I think about when I was nineteen. I was going through a serious identity crisis. Actually, I  still am going through an identity crisis,  but that is something one learns to be comfortable with as a self-proclaimed "artist". But at eighteen or nineteen years old, if you aren't in school with a solid five-year plan, I can see how joining the military would be a very appealing alternative to working in retail or going to a trade school. Especially because the military basically manufactures, packages up, and labels an identity for you. Not only that, but you are part of a very intricate, stable, and secure support network of both peers and mentors.

Because you all have this in common-- being in the Navy, or the Army, or the Marines, its easy to maintain your identity within your peer group as a musician, or a goofball, or a star athlete, or the tough guy. (Think of it this way.
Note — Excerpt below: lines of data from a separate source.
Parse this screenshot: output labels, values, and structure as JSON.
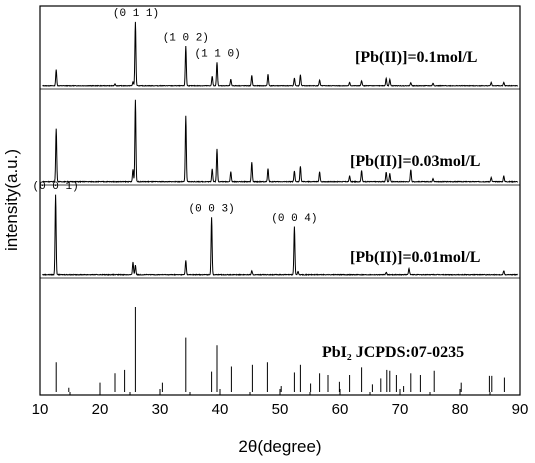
{
  "chart_data": {
    "type": "line",
    "title": "",
    "xlabel": "2θ(degree)",
    "ylabel": "intensity(a.u.)",
    "xlim": [
      10,
      90
    ],
    "x_ticks": [
      10,
      20,
      30,
      40,
      50,
      60,
      70,
      80,
      90
    ],
    "ylim": [
      0,
      1
    ],
    "grid": false,
    "legend": "none",
    "series": [
      {
        "label": "[Pb(II)]=0.1mol/L",
        "peaks": [
          {
            "x": 12.7,
            "h": 0.25
          },
          {
            "x": 22.5,
            "h": 0.03
          },
          {
            "x": 25.5,
            "h": 0.06
          },
          {
            "x": 25.9,
            "h": 1.0
          },
          {
            "x": 34.3,
            "h": 0.62
          },
          {
            "x": 38.7,
            "h": 0.15
          },
          {
            "x": 39.5,
            "h": 0.37
          },
          {
            "x": 41.8,
            "h": 0.1
          },
          {
            "x": 45.3,
            "h": 0.16
          },
          {
            "x": 48.0,
            "h": 0.18
          },
          {
            "x": 52.4,
            "h": 0.12
          },
          {
            "x": 53.4,
            "h": 0.17
          },
          {
            "x": 56.6,
            "h": 0.09
          },
          {
            "x": 61.6,
            "h": 0.05
          },
          {
            "x": 63.6,
            "h": 0.08
          },
          {
            "x": 67.7,
            "h": 0.12
          },
          {
            "x": 68.3,
            "h": 0.1
          },
          {
            "x": 71.8,
            "h": 0.05
          },
          {
            "x": 75.5,
            "h": 0.04
          },
          {
            "x": 85.2,
            "h": 0.05
          },
          {
            "x": 87.3,
            "h": 0.05
          }
        ]
      },
      {
        "label": "[Pb(II)]=0.03mol/L",
        "peaks": [
          {
            "x": 12.7,
            "h": 0.65
          },
          {
            "x": 25.5,
            "h": 0.15
          },
          {
            "x": 25.9,
            "h": 1.0
          },
          {
            "x": 34.3,
            "h": 0.8
          },
          {
            "x": 38.7,
            "h": 0.16
          },
          {
            "x": 39.5,
            "h": 0.4
          },
          {
            "x": 41.8,
            "h": 0.12
          },
          {
            "x": 45.3,
            "h": 0.24
          },
          {
            "x": 48.0,
            "h": 0.16
          },
          {
            "x": 52.4,
            "h": 0.13
          },
          {
            "x": 53.4,
            "h": 0.19
          },
          {
            "x": 56.6,
            "h": 0.12
          },
          {
            "x": 61.6,
            "h": 0.07
          },
          {
            "x": 63.6,
            "h": 0.14
          },
          {
            "x": 67.7,
            "h": 0.12
          },
          {
            "x": 68.3,
            "h": 0.1
          },
          {
            "x": 71.8,
            "h": 0.15
          },
          {
            "x": 75.5,
            "h": 0.04
          },
          {
            "x": 85.2,
            "h": 0.05
          },
          {
            "x": 87.3,
            "h": 0.07
          }
        ]
      },
      {
        "label": "[Pb(II)]=0.01mol/L",
        "peaks": [
          {
            "x": 12.6,
            "h": 1.0
          },
          {
            "x": 25.5,
            "h": 0.16
          },
          {
            "x": 25.9,
            "h": 0.12
          },
          {
            "x": 34.3,
            "h": 0.18
          },
          {
            "x": 38.6,
            "h": 0.72
          },
          {
            "x": 45.3,
            "h": 0.05
          },
          {
            "x": 52.4,
            "h": 0.6
          },
          {
            "x": 53.0,
            "h": 0.04
          },
          {
            "x": 67.7,
            "h": 0.03
          },
          {
            "x": 71.5,
            "h": 0.08
          },
          {
            "x": 87.3,
            "h": 0.05
          }
        ]
      },
      {
        "label": "PbI₂ JCPDS:07-0235",
        "sticks": [
          {
            "x": 12.7,
            "h": 0.35
          },
          {
            "x": 14.8,
            "h": 0.05
          },
          {
            "x": 20.0,
            "h": 0.11
          },
          {
            "x": 22.5,
            "h": 0.22
          },
          {
            "x": 24.1,
            "h": 0.26
          },
          {
            "x": 25.9,
            "h": 1.0
          },
          {
            "x": 30.4,
            "h": 0.11
          },
          {
            "x": 34.3,
            "h": 0.64
          },
          {
            "x": 38.6,
            "h": 0.24
          },
          {
            "x": 39.5,
            "h": 0.55
          },
          {
            "x": 41.9,
            "h": 0.3
          },
          {
            "x": 45.4,
            "h": 0.32
          },
          {
            "x": 47.9,
            "h": 0.35
          },
          {
            "x": 50.2,
            "h": 0.07
          },
          {
            "x": 52.4,
            "h": 0.23
          },
          {
            "x": 53.4,
            "h": 0.32
          },
          {
            "x": 55.1,
            "h": 0.1
          },
          {
            "x": 56.6,
            "h": 0.22
          },
          {
            "x": 58.0,
            "h": 0.2
          },
          {
            "x": 59.9,
            "h": 0.12
          },
          {
            "x": 61.6,
            "h": 0.2
          },
          {
            "x": 63.6,
            "h": 0.29
          },
          {
            "x": 65.4,
            "h": 0.09
          },
          {
            "x": 66.8,
            "h": 0.16
          },
          {
            "x": 67.8,
            "h": 0.26
          },
          {
            "x": 68.3,
            "h": 0.25
          },
          {
            "x": 69.4,
            "h": 0.2
          },
          {
            "x": 70.6,
            "h": 0.07
          },
          {
            "x": 71.8,
            "h": 0.22
          },
          {
            "x": 73.4,
            "h": 0.2
          },
          {
            "x": 75.7,
            "h": 0.25
          },
          {
            "x": 80.2,
            "h": 0.11
          },
          {
            "x": 84.9,
            "h": 0.19
          },
          {
            "x": 85.3,
            "h": 0.19
          },
          {
            "x": 87.4,
            "h": 0.17
          }
        ]
      }
    ],
    "annotations": [
      {
        "text": "(0 1 1)",
        "x": 26.0,
        "series": 0
      },
      {
        "text": "(1 0 2)",
        "x": 34.3,
        "series": 0
      },
      {
        "text": "(1 1 0)",
        "x": 39.6,
        "series": 0
      },
      {
        "text": "(0 0 1)",
        "x": 12.6,
        "series": 2
      },
      {
        "text": "(0 0 3)",
        "x": 38.6,
        "series": 2
      },
      {
        "text": "(0 0 4)",
        "x": 52.4,
        "series": 2
      }
    ]
  }
}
If you are an apple, and you are hanging out with a bunch of other apples, your apple-ness disappears. Instead you identify your fellow apples by their spots, or colors, or bruises, or flavors.) You are inducted into part of a family--and the infrastructure of your life is completely dictated to you. You are told when to get up, when to excersize, when to eat, when to go to bed, what clothes to wear, and the correct way to address your superiors. There's a lot of comfort in that, but I'm guessing that's not the most powerful part of joining the military.

I know I'm only basing this on my very scant knowledge, and I know that I risk appearing presumptuous by saying this (Please forgive me, I'm still learning), but it seems to me that the most valuable part  of a soldiers' experience in the military is their distinct sense of purpose. When you are deployed overseas, you are working together with thousands of other people to accomplish something impossibly important and dangerous together. You know your value as an individual and as a part of a cohesive team.

When you leave the military however, you are back where you started, at square one. Except now, you have a resume full of accomplishments that most civilians probably can't even read, much less understand, plus whatever traumatizing experiences you are carrying with you and whatever injuries you might be sustaining. You have cultivated a work ethic, bravery, discipline, and fortitude, but in the chaos of the civilian world, you have lost your sense of purpose.

I can imagine going to a data entry job, or working in a restaurant, or filing papers seems ridiculous and meaningless after going to war.  Adding insult to injury, your identity as a part of the military is amplified once you step outside it, because you are removed from your peer group, and more than ever people see you as different than them. No longer are you the class clown, or the star quarterback, or the well-loved scrawny hero. Now you are pigeonholed as a veteran. It almost seems by reaching out to help veterans as a demographic instead of focusing on the individual, we are stigmatizing them even more. Does that make sense?

I don't know the solution to that problem.

It's been on my mind all the time.

Correct me if I'm being ridiculous, but it seems to me that veterans are very well suited for work in the non-profit sector. There, you work together with a team of people who are passionate about a cause, you are inducted into part of a family, and you are working towards a common goal. I know it sounds terribly Utopian and idealistic but maybe this is the solution for veterans like Rodney.

Rodney says that he would rather be back in the middle of a terrible war than at his house three blocks away from the beach in beautiful Southern California. I've heard other soldiers also fantasizing about going back to war, so that they can regain their sense of belonging and their sense of purpose.

But, there has to be a better alternative. The problem is figuring out what it is.